6) Build around your culture

Decide the core beliefs, values, and vision for your company. Hire people who align themselves with these principles. Focus on keeping the culture strong rather than obsessing over numbers or impersonal data.

7) Motivating workers through pressure and urgency is ineffective

When we feel like we belong to a group and trust those around us, we naturally cooperate to face external threats and challenges. If we lack a sense of belonging, then we’re forced to put time and energy into protecting ourselves from each other. As a result, we make ourselves more vulnerable to outside threats and less open to potential opportunities.

8) Cooperation is in our biology

We are all social creatures whose existence depends on each other for survival. Our ancestors survived because they relied on systems of mutual trust and cooperation. We are stressed when we feel unsupported. Our unease comes from the subconscious feeling that we are responsible for ourselves and no one is there to help, because they’re only focused on themselves.

9) You must be genuine

People can sense if you do not sincerely care about them. True leaders are willing to give up their time, energy, and comfort for the sake of others in their organization. You solidify your position and gain respect by making sacrifices and looking out for those around you. Have integrity and always tell the truth, not just what people want to hear.

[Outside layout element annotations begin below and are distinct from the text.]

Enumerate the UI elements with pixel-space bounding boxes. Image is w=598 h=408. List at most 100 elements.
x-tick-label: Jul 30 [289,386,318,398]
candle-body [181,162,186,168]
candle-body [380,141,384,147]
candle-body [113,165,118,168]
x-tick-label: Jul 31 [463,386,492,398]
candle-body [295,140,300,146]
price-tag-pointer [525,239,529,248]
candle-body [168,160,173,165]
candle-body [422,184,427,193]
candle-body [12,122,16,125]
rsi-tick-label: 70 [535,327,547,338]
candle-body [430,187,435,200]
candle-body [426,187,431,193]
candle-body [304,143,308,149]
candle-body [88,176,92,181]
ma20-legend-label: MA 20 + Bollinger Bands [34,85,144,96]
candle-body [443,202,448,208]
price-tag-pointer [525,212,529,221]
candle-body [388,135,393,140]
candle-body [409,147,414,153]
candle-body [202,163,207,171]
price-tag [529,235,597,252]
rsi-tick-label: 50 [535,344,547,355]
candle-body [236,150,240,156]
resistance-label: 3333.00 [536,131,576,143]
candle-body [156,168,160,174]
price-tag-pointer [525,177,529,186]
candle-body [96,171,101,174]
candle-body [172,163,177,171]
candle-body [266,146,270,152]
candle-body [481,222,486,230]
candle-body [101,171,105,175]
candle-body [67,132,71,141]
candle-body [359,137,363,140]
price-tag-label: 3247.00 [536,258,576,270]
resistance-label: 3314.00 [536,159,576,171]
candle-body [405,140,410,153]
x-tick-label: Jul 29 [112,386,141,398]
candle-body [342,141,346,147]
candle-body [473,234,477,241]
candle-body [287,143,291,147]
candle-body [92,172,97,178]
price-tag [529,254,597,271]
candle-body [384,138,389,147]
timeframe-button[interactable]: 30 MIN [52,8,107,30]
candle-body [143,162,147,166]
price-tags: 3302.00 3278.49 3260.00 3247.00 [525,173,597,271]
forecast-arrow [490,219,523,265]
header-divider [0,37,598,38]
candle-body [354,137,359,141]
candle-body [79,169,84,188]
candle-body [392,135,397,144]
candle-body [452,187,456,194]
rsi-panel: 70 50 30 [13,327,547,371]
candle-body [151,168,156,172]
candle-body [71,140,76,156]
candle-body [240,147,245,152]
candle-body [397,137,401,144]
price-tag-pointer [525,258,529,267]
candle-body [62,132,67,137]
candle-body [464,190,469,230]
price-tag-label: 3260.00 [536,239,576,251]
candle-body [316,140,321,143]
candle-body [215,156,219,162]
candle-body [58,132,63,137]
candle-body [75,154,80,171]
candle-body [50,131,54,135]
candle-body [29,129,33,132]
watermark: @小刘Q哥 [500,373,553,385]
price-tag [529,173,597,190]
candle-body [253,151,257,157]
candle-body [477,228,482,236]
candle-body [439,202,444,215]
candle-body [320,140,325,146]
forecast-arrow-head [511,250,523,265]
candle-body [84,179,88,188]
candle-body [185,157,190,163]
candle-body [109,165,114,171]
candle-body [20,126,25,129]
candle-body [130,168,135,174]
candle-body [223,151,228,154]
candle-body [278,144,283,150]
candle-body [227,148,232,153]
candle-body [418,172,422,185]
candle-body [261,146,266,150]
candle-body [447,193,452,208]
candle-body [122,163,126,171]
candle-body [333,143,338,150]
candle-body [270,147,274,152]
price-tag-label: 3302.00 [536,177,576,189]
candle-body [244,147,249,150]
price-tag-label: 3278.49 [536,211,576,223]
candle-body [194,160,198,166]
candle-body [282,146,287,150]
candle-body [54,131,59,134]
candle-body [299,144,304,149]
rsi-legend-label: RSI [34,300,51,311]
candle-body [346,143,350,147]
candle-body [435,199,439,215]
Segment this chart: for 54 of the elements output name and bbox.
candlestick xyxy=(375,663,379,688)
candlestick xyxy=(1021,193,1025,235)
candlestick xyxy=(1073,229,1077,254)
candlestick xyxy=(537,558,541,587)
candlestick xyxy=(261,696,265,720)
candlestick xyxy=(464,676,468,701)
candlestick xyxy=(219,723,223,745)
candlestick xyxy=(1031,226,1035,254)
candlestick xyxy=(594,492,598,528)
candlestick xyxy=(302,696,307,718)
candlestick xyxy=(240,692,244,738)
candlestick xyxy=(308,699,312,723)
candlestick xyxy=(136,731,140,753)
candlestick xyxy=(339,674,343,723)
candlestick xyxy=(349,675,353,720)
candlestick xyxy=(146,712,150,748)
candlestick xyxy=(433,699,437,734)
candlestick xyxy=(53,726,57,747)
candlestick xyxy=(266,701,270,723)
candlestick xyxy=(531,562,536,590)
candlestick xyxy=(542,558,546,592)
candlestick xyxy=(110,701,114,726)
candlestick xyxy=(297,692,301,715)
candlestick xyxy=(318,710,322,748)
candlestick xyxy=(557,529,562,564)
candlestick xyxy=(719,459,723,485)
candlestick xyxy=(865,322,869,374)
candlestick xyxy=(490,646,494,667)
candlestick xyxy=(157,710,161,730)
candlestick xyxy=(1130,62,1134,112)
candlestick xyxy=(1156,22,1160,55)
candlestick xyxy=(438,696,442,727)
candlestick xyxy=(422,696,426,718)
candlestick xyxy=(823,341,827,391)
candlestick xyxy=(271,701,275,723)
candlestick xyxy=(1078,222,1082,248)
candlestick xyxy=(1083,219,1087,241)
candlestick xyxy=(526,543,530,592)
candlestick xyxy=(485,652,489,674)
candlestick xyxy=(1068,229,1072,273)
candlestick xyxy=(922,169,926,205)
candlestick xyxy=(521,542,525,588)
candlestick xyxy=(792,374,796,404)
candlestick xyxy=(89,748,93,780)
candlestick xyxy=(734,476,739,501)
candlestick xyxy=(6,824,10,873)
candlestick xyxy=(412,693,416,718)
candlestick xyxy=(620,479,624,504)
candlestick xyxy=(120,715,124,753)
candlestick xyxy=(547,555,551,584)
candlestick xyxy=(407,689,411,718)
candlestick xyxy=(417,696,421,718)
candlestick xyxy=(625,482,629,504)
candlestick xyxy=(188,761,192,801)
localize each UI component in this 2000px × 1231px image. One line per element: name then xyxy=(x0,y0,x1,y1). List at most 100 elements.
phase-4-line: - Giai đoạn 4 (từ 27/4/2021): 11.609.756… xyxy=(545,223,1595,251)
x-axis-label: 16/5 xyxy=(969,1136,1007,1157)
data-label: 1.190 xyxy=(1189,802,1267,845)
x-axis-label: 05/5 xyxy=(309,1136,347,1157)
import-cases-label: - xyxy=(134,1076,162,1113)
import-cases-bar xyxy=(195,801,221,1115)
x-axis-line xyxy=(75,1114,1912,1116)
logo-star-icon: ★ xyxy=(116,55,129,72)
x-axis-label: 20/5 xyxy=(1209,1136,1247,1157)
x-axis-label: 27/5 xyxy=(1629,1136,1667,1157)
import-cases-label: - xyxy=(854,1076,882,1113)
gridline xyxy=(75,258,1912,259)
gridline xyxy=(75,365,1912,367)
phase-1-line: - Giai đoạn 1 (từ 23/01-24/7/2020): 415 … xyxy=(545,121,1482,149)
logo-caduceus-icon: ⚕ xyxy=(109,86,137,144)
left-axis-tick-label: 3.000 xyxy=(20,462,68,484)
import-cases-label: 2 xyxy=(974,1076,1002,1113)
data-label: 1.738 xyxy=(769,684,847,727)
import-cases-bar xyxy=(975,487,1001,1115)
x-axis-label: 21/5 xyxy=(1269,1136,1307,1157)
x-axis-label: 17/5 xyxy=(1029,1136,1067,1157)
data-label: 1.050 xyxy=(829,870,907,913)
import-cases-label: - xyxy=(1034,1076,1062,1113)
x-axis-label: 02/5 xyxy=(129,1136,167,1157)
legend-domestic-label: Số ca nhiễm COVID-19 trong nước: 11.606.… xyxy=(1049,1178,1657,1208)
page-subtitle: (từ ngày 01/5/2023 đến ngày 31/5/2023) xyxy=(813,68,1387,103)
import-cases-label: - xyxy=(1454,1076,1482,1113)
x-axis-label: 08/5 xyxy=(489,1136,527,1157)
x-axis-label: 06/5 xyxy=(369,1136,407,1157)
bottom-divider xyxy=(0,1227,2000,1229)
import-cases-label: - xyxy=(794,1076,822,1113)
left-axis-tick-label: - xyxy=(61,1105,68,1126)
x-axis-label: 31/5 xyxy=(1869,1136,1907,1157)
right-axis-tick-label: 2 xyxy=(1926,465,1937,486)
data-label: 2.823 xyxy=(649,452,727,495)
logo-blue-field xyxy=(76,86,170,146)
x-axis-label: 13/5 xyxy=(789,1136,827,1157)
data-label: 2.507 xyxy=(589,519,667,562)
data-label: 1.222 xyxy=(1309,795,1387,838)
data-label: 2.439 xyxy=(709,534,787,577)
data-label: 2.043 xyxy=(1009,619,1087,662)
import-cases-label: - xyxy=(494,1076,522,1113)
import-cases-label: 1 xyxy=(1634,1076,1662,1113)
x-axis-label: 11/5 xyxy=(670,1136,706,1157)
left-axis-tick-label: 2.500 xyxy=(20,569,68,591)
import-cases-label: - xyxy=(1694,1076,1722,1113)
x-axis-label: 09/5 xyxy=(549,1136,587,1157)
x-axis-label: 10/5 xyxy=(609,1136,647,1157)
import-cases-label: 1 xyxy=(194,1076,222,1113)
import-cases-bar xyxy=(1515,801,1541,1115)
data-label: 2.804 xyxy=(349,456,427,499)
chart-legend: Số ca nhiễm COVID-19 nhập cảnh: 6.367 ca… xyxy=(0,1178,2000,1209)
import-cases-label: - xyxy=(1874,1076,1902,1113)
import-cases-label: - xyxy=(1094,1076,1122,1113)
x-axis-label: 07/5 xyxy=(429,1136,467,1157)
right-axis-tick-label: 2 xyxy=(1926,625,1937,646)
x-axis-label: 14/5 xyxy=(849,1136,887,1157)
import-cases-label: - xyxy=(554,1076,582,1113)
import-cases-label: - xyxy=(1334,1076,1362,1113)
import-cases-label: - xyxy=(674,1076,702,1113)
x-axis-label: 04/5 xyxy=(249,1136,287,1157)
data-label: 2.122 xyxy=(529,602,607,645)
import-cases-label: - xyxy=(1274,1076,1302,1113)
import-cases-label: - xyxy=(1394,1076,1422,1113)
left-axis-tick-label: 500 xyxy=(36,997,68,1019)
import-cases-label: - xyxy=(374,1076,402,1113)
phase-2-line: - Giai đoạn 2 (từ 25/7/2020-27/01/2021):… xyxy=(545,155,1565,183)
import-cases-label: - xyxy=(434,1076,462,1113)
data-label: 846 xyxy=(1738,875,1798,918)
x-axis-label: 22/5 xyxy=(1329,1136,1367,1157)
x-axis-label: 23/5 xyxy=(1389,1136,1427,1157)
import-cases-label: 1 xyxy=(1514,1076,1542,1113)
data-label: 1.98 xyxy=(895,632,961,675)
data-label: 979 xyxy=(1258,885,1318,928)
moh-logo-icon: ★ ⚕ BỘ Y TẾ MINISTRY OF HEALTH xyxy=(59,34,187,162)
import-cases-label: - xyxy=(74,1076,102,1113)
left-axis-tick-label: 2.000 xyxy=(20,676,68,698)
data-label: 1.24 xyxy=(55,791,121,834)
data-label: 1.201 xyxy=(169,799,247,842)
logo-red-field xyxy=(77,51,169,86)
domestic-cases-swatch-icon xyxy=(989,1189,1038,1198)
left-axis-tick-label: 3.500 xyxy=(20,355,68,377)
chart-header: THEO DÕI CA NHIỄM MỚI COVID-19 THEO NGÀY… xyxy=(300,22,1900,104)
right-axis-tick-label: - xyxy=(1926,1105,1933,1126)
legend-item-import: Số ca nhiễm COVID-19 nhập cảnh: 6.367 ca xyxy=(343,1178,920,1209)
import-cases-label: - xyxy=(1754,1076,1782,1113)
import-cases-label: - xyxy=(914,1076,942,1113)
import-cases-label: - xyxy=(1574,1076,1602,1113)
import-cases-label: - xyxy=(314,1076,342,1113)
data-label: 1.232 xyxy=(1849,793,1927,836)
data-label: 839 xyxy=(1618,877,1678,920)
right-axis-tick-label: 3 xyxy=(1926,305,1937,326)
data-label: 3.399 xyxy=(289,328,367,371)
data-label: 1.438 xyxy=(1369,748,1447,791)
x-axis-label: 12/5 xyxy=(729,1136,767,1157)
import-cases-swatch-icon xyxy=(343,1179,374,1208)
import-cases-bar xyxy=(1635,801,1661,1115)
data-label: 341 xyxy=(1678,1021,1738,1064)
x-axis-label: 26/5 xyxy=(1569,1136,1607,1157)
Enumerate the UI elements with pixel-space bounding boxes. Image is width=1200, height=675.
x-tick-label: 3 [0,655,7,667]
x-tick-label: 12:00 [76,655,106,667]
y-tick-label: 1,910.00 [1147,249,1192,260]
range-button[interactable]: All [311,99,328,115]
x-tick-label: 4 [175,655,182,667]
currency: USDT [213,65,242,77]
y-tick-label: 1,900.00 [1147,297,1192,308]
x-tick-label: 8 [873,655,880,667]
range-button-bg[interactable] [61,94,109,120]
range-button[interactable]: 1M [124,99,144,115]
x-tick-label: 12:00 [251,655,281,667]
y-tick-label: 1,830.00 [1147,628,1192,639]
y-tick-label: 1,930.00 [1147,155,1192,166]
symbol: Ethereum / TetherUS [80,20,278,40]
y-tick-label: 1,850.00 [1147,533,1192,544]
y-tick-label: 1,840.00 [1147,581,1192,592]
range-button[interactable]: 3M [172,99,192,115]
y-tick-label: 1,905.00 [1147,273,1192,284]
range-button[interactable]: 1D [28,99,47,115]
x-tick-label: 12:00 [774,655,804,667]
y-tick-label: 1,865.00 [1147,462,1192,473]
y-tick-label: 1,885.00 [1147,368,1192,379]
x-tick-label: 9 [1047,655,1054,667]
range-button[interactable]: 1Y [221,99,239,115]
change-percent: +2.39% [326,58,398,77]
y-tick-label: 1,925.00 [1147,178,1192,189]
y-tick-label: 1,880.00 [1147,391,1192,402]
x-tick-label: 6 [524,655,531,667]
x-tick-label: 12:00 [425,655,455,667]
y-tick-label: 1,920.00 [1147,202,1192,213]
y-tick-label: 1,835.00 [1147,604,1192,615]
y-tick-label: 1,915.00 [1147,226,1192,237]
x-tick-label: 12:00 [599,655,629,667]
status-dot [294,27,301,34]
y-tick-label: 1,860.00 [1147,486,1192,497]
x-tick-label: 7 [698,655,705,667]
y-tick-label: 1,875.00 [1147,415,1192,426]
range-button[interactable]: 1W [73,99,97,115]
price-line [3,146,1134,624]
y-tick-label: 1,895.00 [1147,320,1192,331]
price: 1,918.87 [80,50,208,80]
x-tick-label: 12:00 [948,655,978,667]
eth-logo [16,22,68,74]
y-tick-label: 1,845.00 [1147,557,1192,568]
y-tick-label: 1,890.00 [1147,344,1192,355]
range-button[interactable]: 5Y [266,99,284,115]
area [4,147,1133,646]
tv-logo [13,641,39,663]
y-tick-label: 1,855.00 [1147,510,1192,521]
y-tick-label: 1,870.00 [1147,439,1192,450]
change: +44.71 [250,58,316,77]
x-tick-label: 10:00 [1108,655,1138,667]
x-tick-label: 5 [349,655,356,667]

10) Strive to create a healthy balance of chemicals

Serotonin is responsible for the pride we feel when those we care for achieve great things. Oxytocin helps us form bonds of love and trust through strong relationships. Endorphins and dopamine give us short-term rewards to which we can potentially become addicted. Although serotonin and oxytocin take longer to develop, they are more fulfilling and beneficial for the workplace. Beware of cortisol, which causes us to feel stressed and anxious if we don’t feel secure in our environment.

11) Offer opportunities for self-improvement

Work tirelessly to train your people. Avoid superficial presentations and meetings. Help workers become experienced and confident in their abilities. Gradually give them more responsibility in order to express your trust. If you fail to build trust, then people will lack the ability to adapt and be flexible. Instead, they will be more concerned about simply following rules out of the fear of getting in trouble or losing their job.

12) Humans are not abstractions

The more we think of people in the abstract, the more capable we are of doing them harm. Form personal connections with your employees and know how your actions affect their feelings. Develop your empathy and emotional intelligence.

13) Offer a compelling vision

We all desire to be a part of something noble. Create a worthy cause to work towards in order to give people a sense of purpose and guidance.

14) Meet the people you help

Because we are visual creatures, it doesn’t have much of an impact to just show numbers to prove your company’s success. Give your workers the chance to actually see who they are helping. It’s encouraging and makes employees proud to view some tangible results that came from their hard work.

15) Give time, not just money

Although people appreciate bonuses and financial support, we find more meaning in actions that actually require time and effort. Show that you care by taking the extra step to make employees feel valued.

16) Be patient

It takes time to build and develop quality relationships. Don’t expect immediate results or instant gratification. We must resist the urge of our modern world to have everything we want right away.

17) Workers must love what they do

Customers will never love a company unless employees love it first. You might experience some short-term success by putting numbers ahead of people, but in the long run your business will pay the price. Create something that individuals are proud to work for and contribute to, and that way you’ll have a strong foundation to carry you through the tough times.

18) Anyone can be a leader

Being a leader has nothing to do with your rank in a company. All it takes is looking out for those around you. Form honest bonds with others and offer support. Through solidarity, we can overcome difficulties and find the strength to endure.